Dix-huit mois après la chute de Sheikh Hasina, le Bangladesh se prépare à reprendre son destin en main lors d’un double scrutin jeudi 12 février. Les électeurs sont appelés pour des législatives doublées d’un référendum constitutionnel. Pour la première fois depuis des décennies, les bulletins de vote ne sont plus l’apanage des vétérans. Actrice centrale du soulèvement de 2024, la Génération Z s’invite dans la course électorale.
Dans le quartier d’Uttara, à Dacca, Ayesha Siddiqua Meghla tient son dernier meeting. Figure montante de la société civile, elle vient du mouvement étudiant de la Génération Z, qui a contribué à faire tomber Sheikh Hasina en aout 2024.
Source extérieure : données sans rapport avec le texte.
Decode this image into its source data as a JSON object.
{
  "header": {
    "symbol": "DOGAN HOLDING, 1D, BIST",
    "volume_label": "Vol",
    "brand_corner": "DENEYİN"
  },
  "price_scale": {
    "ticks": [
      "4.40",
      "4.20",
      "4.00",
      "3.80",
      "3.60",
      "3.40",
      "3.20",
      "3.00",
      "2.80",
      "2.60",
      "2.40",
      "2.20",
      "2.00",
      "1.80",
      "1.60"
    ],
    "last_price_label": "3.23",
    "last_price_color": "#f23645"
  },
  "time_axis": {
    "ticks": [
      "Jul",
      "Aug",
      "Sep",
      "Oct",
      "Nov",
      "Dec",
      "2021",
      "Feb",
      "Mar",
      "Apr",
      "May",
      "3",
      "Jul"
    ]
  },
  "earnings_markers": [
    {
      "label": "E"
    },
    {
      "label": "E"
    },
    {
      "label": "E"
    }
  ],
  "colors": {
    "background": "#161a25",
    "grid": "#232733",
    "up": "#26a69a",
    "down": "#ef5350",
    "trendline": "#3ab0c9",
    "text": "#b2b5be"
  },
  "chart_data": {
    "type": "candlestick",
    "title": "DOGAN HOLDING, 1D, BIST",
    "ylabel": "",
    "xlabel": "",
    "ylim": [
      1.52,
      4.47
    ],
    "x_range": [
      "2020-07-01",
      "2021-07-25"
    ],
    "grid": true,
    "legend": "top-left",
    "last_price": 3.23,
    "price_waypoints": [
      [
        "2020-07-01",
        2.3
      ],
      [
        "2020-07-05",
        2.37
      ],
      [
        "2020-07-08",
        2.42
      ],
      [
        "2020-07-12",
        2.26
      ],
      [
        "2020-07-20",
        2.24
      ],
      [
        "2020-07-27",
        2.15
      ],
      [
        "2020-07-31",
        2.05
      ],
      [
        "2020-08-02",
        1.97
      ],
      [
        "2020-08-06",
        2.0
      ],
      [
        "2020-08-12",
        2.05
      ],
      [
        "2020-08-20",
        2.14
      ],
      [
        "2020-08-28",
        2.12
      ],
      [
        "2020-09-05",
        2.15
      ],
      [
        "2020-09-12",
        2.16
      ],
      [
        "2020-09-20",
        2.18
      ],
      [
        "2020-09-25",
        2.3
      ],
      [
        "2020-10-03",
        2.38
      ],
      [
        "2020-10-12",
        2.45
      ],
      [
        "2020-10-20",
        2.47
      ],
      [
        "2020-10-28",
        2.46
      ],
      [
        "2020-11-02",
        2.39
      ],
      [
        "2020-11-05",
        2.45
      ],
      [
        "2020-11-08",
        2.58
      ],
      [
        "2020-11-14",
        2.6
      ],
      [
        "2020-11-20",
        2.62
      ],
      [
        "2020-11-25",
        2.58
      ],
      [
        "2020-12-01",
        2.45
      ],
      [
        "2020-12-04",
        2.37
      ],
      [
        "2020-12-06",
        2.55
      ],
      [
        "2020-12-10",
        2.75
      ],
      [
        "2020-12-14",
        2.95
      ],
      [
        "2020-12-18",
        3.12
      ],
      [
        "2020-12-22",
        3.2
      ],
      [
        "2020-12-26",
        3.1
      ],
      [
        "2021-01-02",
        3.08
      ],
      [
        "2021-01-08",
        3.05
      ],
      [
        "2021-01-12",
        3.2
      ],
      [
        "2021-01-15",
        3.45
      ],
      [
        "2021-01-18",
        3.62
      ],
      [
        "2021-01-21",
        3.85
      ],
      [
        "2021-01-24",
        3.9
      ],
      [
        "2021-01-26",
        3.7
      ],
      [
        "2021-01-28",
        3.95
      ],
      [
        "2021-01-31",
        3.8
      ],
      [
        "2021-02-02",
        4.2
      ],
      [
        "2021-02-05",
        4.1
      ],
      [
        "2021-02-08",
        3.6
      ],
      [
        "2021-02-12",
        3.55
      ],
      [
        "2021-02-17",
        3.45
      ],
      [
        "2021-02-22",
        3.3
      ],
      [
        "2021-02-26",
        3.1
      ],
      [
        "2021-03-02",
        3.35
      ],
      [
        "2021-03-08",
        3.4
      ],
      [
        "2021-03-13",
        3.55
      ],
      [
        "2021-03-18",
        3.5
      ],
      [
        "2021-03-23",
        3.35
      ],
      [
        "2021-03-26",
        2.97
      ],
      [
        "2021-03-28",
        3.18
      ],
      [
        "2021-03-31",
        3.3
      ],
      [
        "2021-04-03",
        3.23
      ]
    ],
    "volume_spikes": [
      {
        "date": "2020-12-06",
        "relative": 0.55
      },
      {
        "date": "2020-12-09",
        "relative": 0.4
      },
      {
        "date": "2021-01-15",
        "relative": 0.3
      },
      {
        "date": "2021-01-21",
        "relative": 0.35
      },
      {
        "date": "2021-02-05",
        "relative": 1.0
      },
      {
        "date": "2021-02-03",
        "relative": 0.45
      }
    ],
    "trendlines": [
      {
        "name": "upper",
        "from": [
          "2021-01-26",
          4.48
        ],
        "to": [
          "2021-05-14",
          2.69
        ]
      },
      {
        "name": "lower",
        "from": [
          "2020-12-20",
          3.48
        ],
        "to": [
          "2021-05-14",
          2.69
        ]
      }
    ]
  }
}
Comme elle, des centaines de jeunes se sont engagés dans la campagne électorale.
Son camarade, Ariful Islam Adeeb, issu du même mouvement, a choisi de présenter sa propre candidature : « La génération Z et les leaders étudiants sont pleinement engagés dans notre campagne. Ils sont particulièrement prêts pour le changement, afin de bâtir un nouveau Bangladesh.»
Crainte d’un basculement rigoriste
Son parti s’est allié au mouvement religieux, la Jamaat-e-Islami, créant une coalition dirigée par le docteur Shafiqur Rahman.
Mais ce calcul stratégique qui crispe une partie de la Génération Z bangladaise, qui craint un basculement rigoriste. C’est le cas d’Adeeba, qui a participé au soulèvement de 2024 : « En tant que femme, l’inquiétude est là. J’ai peur que l’espace public se referme, que travailler ou étudier devienne un combat. C’est ma principale raison.»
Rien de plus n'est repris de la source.